Audience Expectations and Prerequisites
Attendees are recommended to bring laptops/smartphones in order to interact with CloudEx through a web browser.
Organizers
-
Mohammad Alizadeh
Boston, USA
-
Bio:
Mohammad Alizadeh is the TIBCO Career Development Assistant Professor in the Department of Electrical Engineering and Computer Science (EECS) at MIT, and a member of the Computer Science and Artificial Intelligence Laboratory (CSAIL). He completed his graduate studies at Stanford University, earning his Ph.D. in electrical engineering in 2013, and then spent two years at Insieme Networks, a datacenter networking startup, and Cisco Systems before joining MIT. He is a recipient of several awards, including the SIGCOMM Rising Star Award (2017), Alfred P. Sloan Research Fellowship (2017), Google Faculty Research Award (2016), SIGCOMM Best Paper Award (2014 & 2017), and Numerical Technologies Inc. Prize and Fellowship (2007).
-
-
Balaji Prabhakar
Stanford, USA
-
Bio:
Balaji Prabhakar is VMWare Founders Professor of Computer Science and a faculty member in the Departments of Electrical Engineering and Computer Science at Stanford University. He has been a Terman Fellow at Stanford University, and a Fellow of the Alfred P. Sloan Foundation, IEEE and ACM. He has received the CAREER award from the U.S. National Science Foundation, the Erlang Prize from the INFORMS Applied Probability Society, the Rollo Davidson Prize from the University of Cambridge, and delivered the Lunteren Lectures.

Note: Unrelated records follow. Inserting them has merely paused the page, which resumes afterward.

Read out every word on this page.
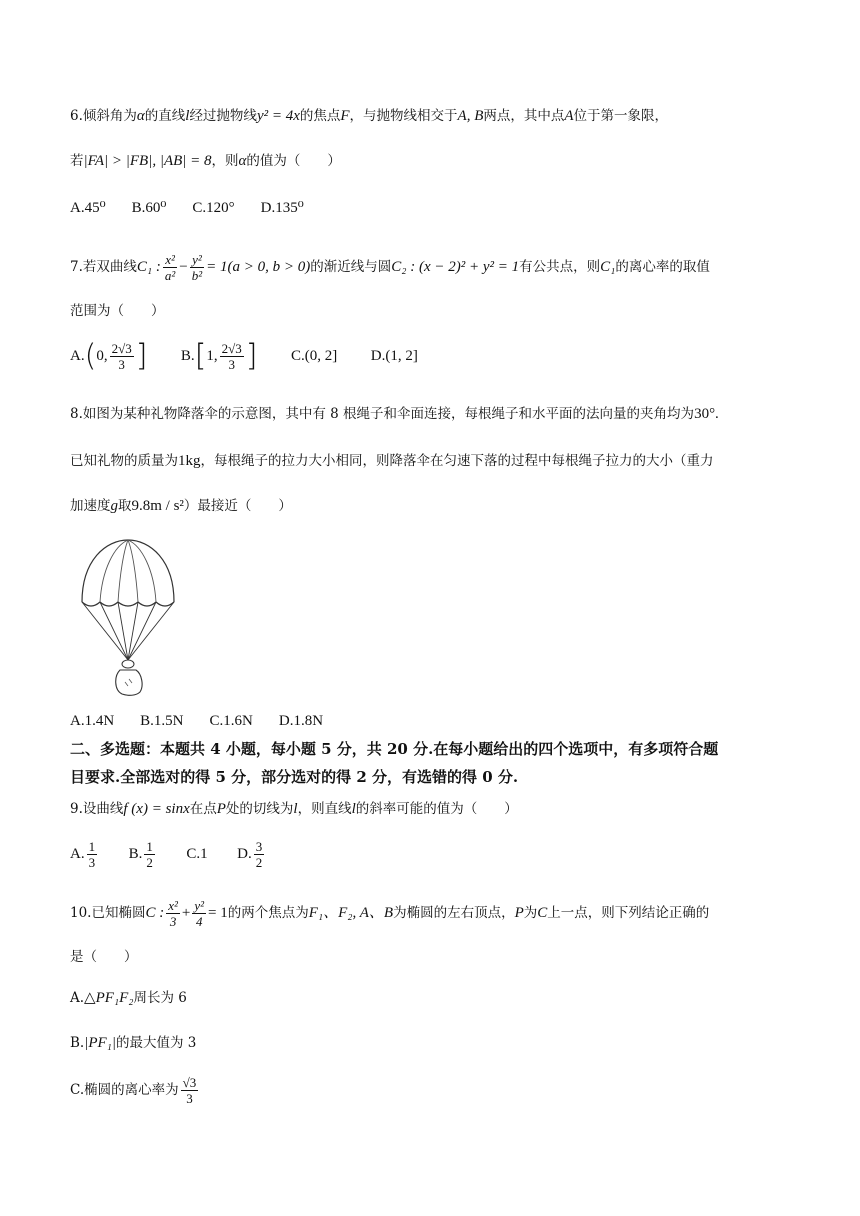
6.倾斜角为α的直线l经过抛物线y² = 4x的焦点F，与抛物线相交于A, B两点，其中点A位于第一象限，
若|FA| > |FB|, |AB| = 8，则α的值为（　　）
A.45⁰ B.60⁰ C.120° D.135⁰
7.若双曲线C₁ : $\frac{\text{x²}}{\text{a²}} - \frac{\text{y²}}{\text{b²}} = 1(a > 0$, b > 0)的渐近线与圆C₂ : (x − 2)² + y² = 1有公共点，则C₁的离心率的取值
范围为（　　）
A.(0, $\frac{2√3}{3}$ ] B.[1, $\frac{2√3}{3}$ ] C.(0, 2] D.(1, 2]
8.如图为某种礼物降落伞的示意图，其中有 8 根绳子和伞面连接，每根绳子和水平面的法向量的夹角均为30°.
已知礼物的质量为1kg，每根绳子的拉力大小相同，则降落伞在匀速下落的过程中每根绳子拉力的大小（重力
加速度g取9.8m / s²）最接近（　　）
A.1.4N B.1.5N C.1.6N D.1.8N
二、多选题：本题共 4 小题，每小题 5 分，共 20 分.在每小题给出的四个选项中，有多项符合题
目要求.全部选对的得 5 分，部分选对的得 2 分，有选错的得 0 分.
9.设曲线f (x) = sinx在点P处的切线为l，则直线l的斜率可能的值为（　　）
A. $\frac{1}{3} B$. $\frac{1}{2} C.1$ D. $\frac{3}{2}$
10.已知椭圆C : $\frac{\text{x²}}{3} + \frac{\text{y²}}{4} = 1$的两个焦点为F₁、F₂, A、B为椭圆的左右顶点，P为C上一点，则下列结论正确的
是（　　）
A.△PF₁F₂周长为 6
B.|PF₁|的最大值为 3
C.椭圆的离心率为 $\frac{√3}{3}$
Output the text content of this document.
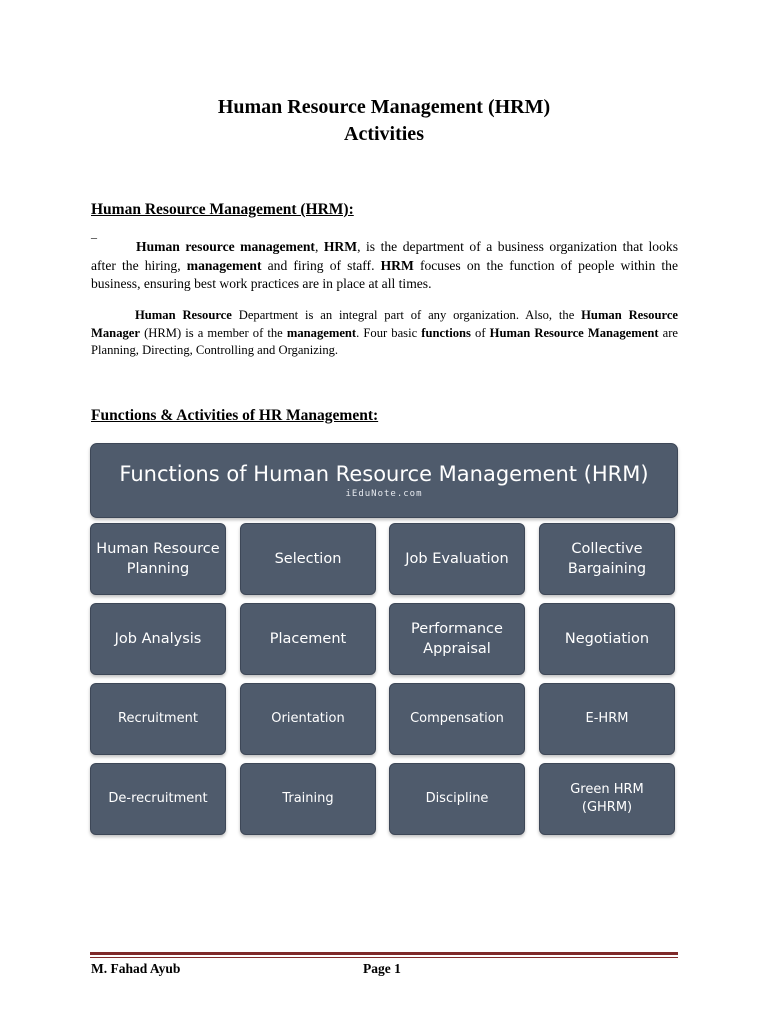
Human Resource Management (HRM)
Activities
Human Resource Management (HRM):
_
Human resource management, HRM, is the department of a business organization that looks after the hiring, management and firing of staff. HRM focuses on the function of people within the business, ensuring best work practices are in place at all times.
Human Resource Department is an integral part of any organization. Also, the Human Resource Manager (HRM) is a member of the management. Four basic functions of Human Resource Management are Planning, Directing, Controlling and Organizing.
Functions & Activities of HR Management:
Functions of Human Resource Management (HRM)
iEduNote.com
Human Resource Planning
Selection	Job Evaluation
Collective Bargaining
Job Analysis	Placement
Performance Appraisal
Negotiation
Recruitment	Orientation	Compensation	E-HRM
De-recruitment	Training	Discipline
Green HRM (GHRM)
M. Fahad Ayub	Page 1
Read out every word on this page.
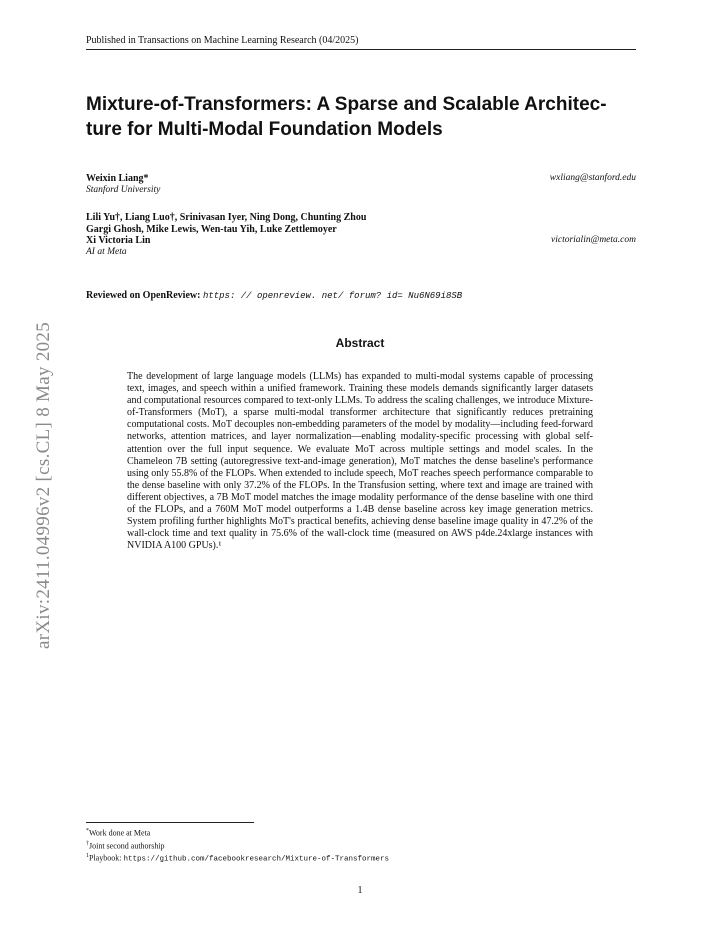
Published in Transactions on Machine Learning Research (04/2025)
Mixture-of-Transformers: A Sparse and Scalable Architec-
ture for Multi-Modal Foundation Models
Weixin Liang*
Stanford University
wxliang@stanford.edu
Lili Yu†, Liang Luo†, Srinivasan Iyer, Ning Dong, Chunting Zhou
Gargi Ghosh, Mike Lewis, Wen-tau Yih, Luke Zettlemoyer
Xi Victoria Lin
AI at Meta
victorialin@meta.com
Reviewed on OpenReview: https: // openreview. net/ forum? id= Nu6N69i8SB
Abstract

The development of large language models (LLMs) has expanded to multi-modal systems capable of processing text, images, and speech within a unified framework. Training these models demands significantly larger datasets and computational resources compared to text-only LLMs. To address the scaling challenges, we introduce Mixture-of-Transformers (MoT), a sparse multi-modal transformer architecture that significantly reduces pretraining computational costs. MoT decouples non-embedding parameters of the model by modality—including feed-forward networks, attention matrices, and layer normalization—enabling modality-specific processing with global self-attention over the full input sequence. We evaluate MoT across multiple settings and model scales. In the Chameleon 7B setting (autoregressive text-and-image generation), MoT matches the dense baseline's performance using only 55.8% of the FLOPs. When extended to include speech, MoT reaches speech performance comparable to the dense baseline with only 37.2% of the FLOPs. In the Transfusion setting, where text and image are trained with different objectives, a 7B MoT model matches the image modality performance of the dense baseline with one third of the FLOPs, and a 760M MoT model outperforms a 1.4B dense baseline across key image generation metrics. System profiling further highlights MoT's practical benefits, achieving dense baseline image quality in 47.2% of the wall-clock time and text quality in 75.6% of the wall-clock time (measured on AWS p4de.24xlarge instances with NVIDIA A100 GPUs).¹

arXiv:2411.04996v2 [cs.CL] 8 May 2025
*Work done at Meta
†Joint second authorship
$^1$Playbook: https://github.com/facebookresearch/Mixture-of-Transformers
1
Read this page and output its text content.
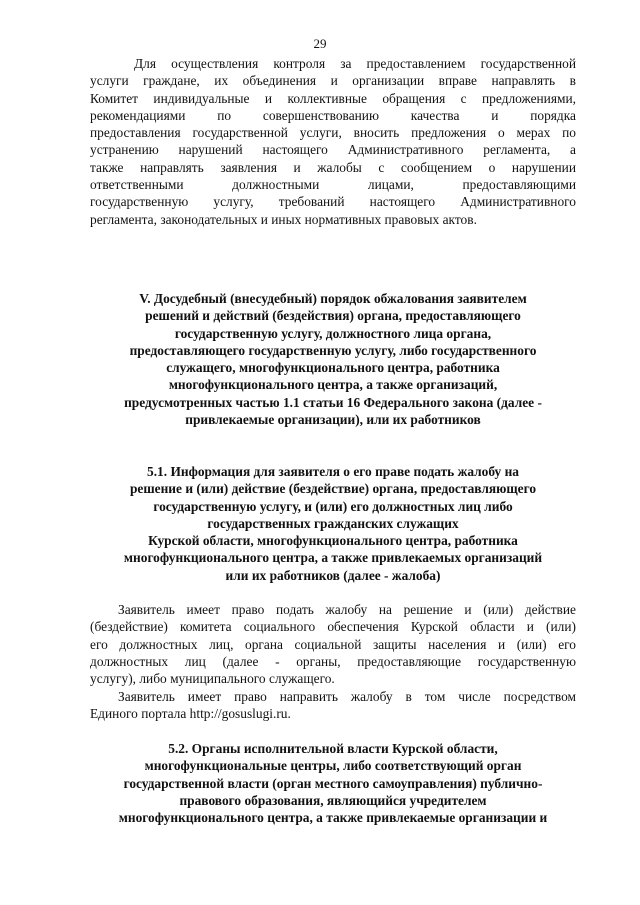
29
Для осуществления контроля за предоставлением государственной
услуги граждане, их объединения и организации вправе направлять в
Комитет индивидуальные и коллективные обращения с предложениями,
рекомендациями по совершенствованию качества и порядка
предоставления государственной услуги, вносить предложения о мерах по
устранению нарушений настоящего Административного регламента, а
также направлять заявления и жалобы с сообщением о нарушении
ответственными должностными лицами, предоставляющими
государственную услугу, требований настоящего Административного
регламента, законодательных и иных нормативных правовых актов.
V. Досудебный (внесудебный) порядок обжалования заявителем
решений и действий (бездействия) органа, предоставляющего
государственную услугу, должностного лица органа,
предоставляющего государственную услугу, либо государственного
служащего, многофункционального центра, работника
многофункционального центра, а также организаций,
предусмотренных частью 1.1 статьи 16 Федерального закона (далее -
привлекаемые организации), или их работников
5.1. Информация для заявителя о его праве подать жалобу на
решение и (или) действие (бездействие) органа, предоставляющего
государственную услугу, и (или) его должностных лиц либо
государственных гражданских служащих
Курской области, многофункционального центра, работника
многофункционального центра, а также привлекаемых организаций
или их работников (далее - жалоба)
Заявитель имеет право подать жалобу на решение и (или) действие
(бездействие) комитета социального обеспечения Курской области и (или)
его должностных лиц, органа социальной защиты населения и (или) его
должностных лиц (далее - органы, предоставляющие государственную
услугу), либо муниципального служащего.
Заявитель имеет право направить жалобу в том числе посредством
Единого портала http://gosuslugi.ru.
5.2. Органы исполнительной власти Курской области,
многофункциональные центры, либо соответствующий орган
государственной власти (орган местного самоуправления) публично-
правового образования, являющийся учредителем
многофункционального центра, а также привлекаемые организации и
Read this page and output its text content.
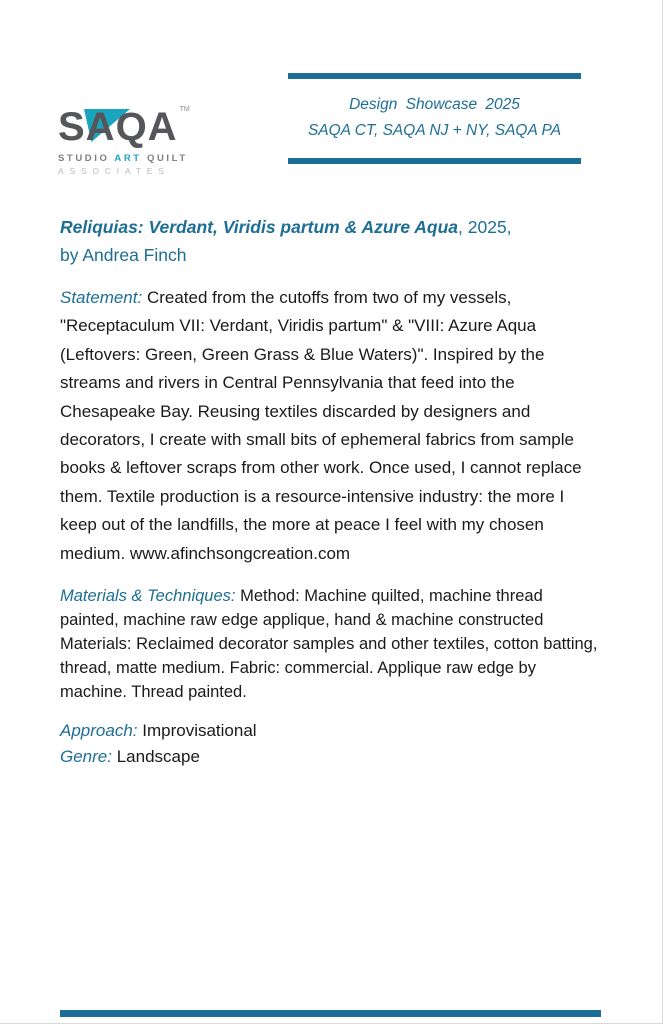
Design Showcase 2025
SAQA CT, SAQA NJ + NY, SAQA PA
SAQA ™
STUDIO ART QUILT
ASSOCIATES

Reliquias: Verdant, Viridis partum & Azure Aqua, 2025,
by Andrea Finch

Statement: Created from the cutoffs from two of my vessels, "Receptaculum VII: Verdant, Viridis partum" & "VIII: Azure Aqua (Leftovers: Green, Green Grass & Blue Waters)". Inspired by the streams and rivers in Central Pennsylvania that feed into the Chesapeake Bay. Reusing textiles discarded by designers and decorators, I create with small bits of ephemeral fabrics from sample books & leftover scraps from other work. Once used, I cannot replace them. Textile production is a resource-intensive industry: the more I keep out of the landfills, the more at peace I feel with my chosen medium. www.afinchsongcreation.com

Materials & Techniques: Method: Machine quilted, machine thread painted, machine raw edge applique, hand & machine constructed Materials: Reclaimed decorator samples and other textiles, cotton batting, thread, matte medium. Fabric: commercial. Applique raw edge by machine. Thread painted.

Approach: Improvisational

Genre: Landscape
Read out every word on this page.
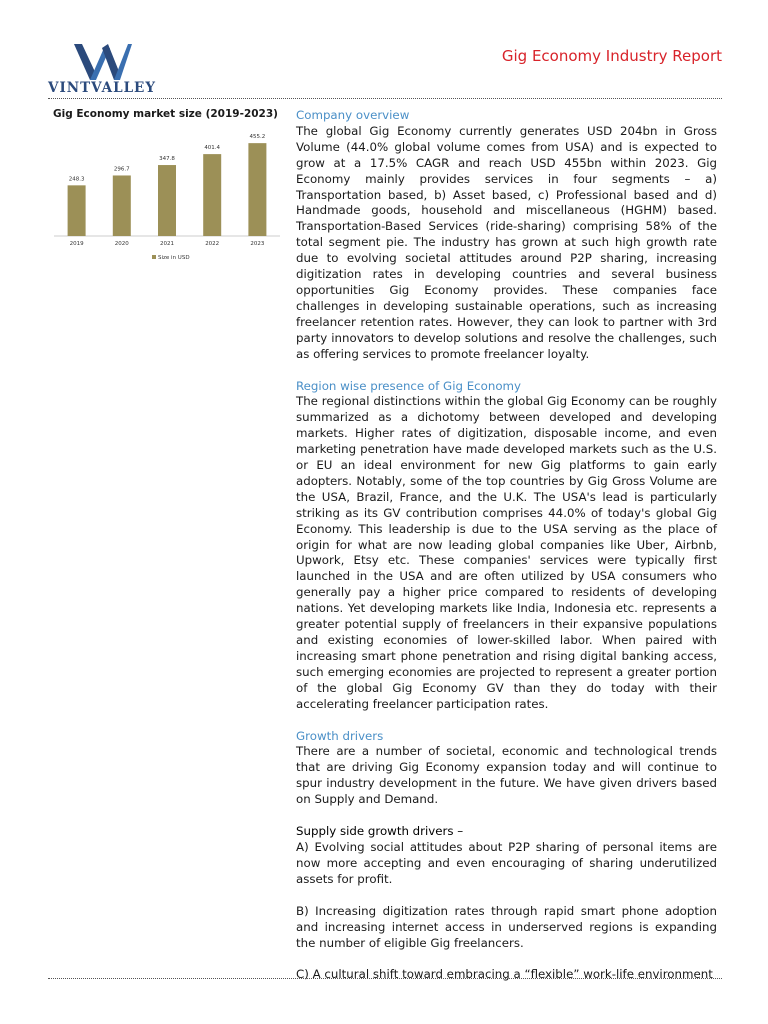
VINTVALLEY
Gig Economy Industry Report
Gig Economy market size (2019-2023)
248.3
2019
296.7
2020
347.8
2021
401.4
2022
455.2
2023
Size in USD
Company overview
The global Gig Economy currently generates USD 204bn in Gross Volume (44.0% global volume comes from USA) and is expected to grow at a 17.5% CAGR and reach USD 455bn within 2023. Gig Economy mainly provides services in four segments – a) Transportation based, b) Asset based, c) Professional based and d) Handmade goods, household and miscellaneous (HGHM) based. Transportation-Based Services (ride-sharing) comprising 58% of the total segment pie. The industry has grown at such high growth rate due to evolving societal attitudes around P2P sharing, increasing digitization rates in developing countries and several business opportunities Gig Economy provides. These companies face challenges in developing sustainable operations, such as increasing freelancer retention rates. However, they can look to partner with 3rd party innovators to develop solutions and resolve the challenges, such as offering services to promote freelancer loyalty.
Region wise presence of Gig Economy
The regional distinctions within the global Gig Economy can be roughly summarized as a dichotomy between developed and developing markets. Higher rates of digitization, disposable income, and even marketing penetration have made developed markets such as the U.S. or EU an ideal environment for new Gig platforms to gain early adopters. Notably, some of the top countries by Gig Gross Volume are the USA, Brazil, France, and the U.K. The USA's lead is particularly striking as its GV contribution comprises 44.0% of today's global Gig Economy. This leadership is due to the USA serving as the place of origin for what are now leading global companies like Uber, Airbnb, Upwork, Etsy etc. These companies' services were typically first launched in the USA and are often utilized by USA consumers who generally pay a higher price compared to residents of developing nations. Yet developing markets like India, Indonesia etc. represents a greater potential supply of freelancers in their expansive populations and existing economies of lower-skilled labor. When paired with increasing smart phone penetration and rising digital banking access, such emerging economies are projected to represent a greater portion of the global Gig Economy GV than they do today with their accelerating freelancer participation rates.
Growth drivers
There are a number of societal, economic and technological trends that are driving Gig Economy expansion today and will continue to spur industry development in the future. We have given drivers based on Supply and Demand.
Supply side growth drivers –
A) Evolving social attitudes about P2P sharing of personal items are now more accepting and even encouraging of sharing underutilized assets for profit.
B) Increasing digitization rates through rapid smart phone adoption and increasing internet access in underserved regions is expanding the number of eligible Gig freelancers.
C) A cultural shift toward embracing a “flexible” work-life environment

He is the recipient of the inaugural IEEE Innovation in Societal Infrastructure Award which recognizes "significant technological achievements and contributions to the establishment, development and proliferation of innovative societal infrastructure systems. He serves on the Advisory Board of the Future Urban Mobility Initiative of the World Economic Forum. He is a co-recipient of several best paper awards.
-
-
Anirudh Sivaraman
New York City, USA
-
Bio:
Anirudh Sivaraman is an assistant professor at NYU's Computer Science Department. His recent research has focused on enabling and taking advantage of programmability within computer networks. He has also been actively involved in the design and evolution of the P4 language for programmable network devices. His past research includes work on congestion control, network emulation, and network measurement. He received the MIT EECS department's Frederick C. Hennie III Teaching Award in 2012 and the ACM SIGCOMM Doctoral Dissertation Award in 2018. He shared the IETF/IRTF's Applied Networking Research Prize in 2014 and the ACM SIGCOMM Best Paper Award in 2017.
-
References
Geng, Yilong, et al. "SIMON: A Simple and Scalable Method for Sensing, Inference and Measurement in Data Center Networks." 16th USENIX Symposium on Networked Systems Design and Implementation (NSDI 19). 2019.
Geng, Yilong, et al. "Exploiting a natural network effect for scalable, fine-grained clock synchronization." 15th USENIX Symposium on Networked Systems Design and Implementation (NSDI 18). 2018.
Geng, Yilong, et al. "Self-programming networks: Architecture and algorithms." 2017 55th Annual Allerton Conference on Communication, Control, and Computing (Allerton). IEEE, 2017.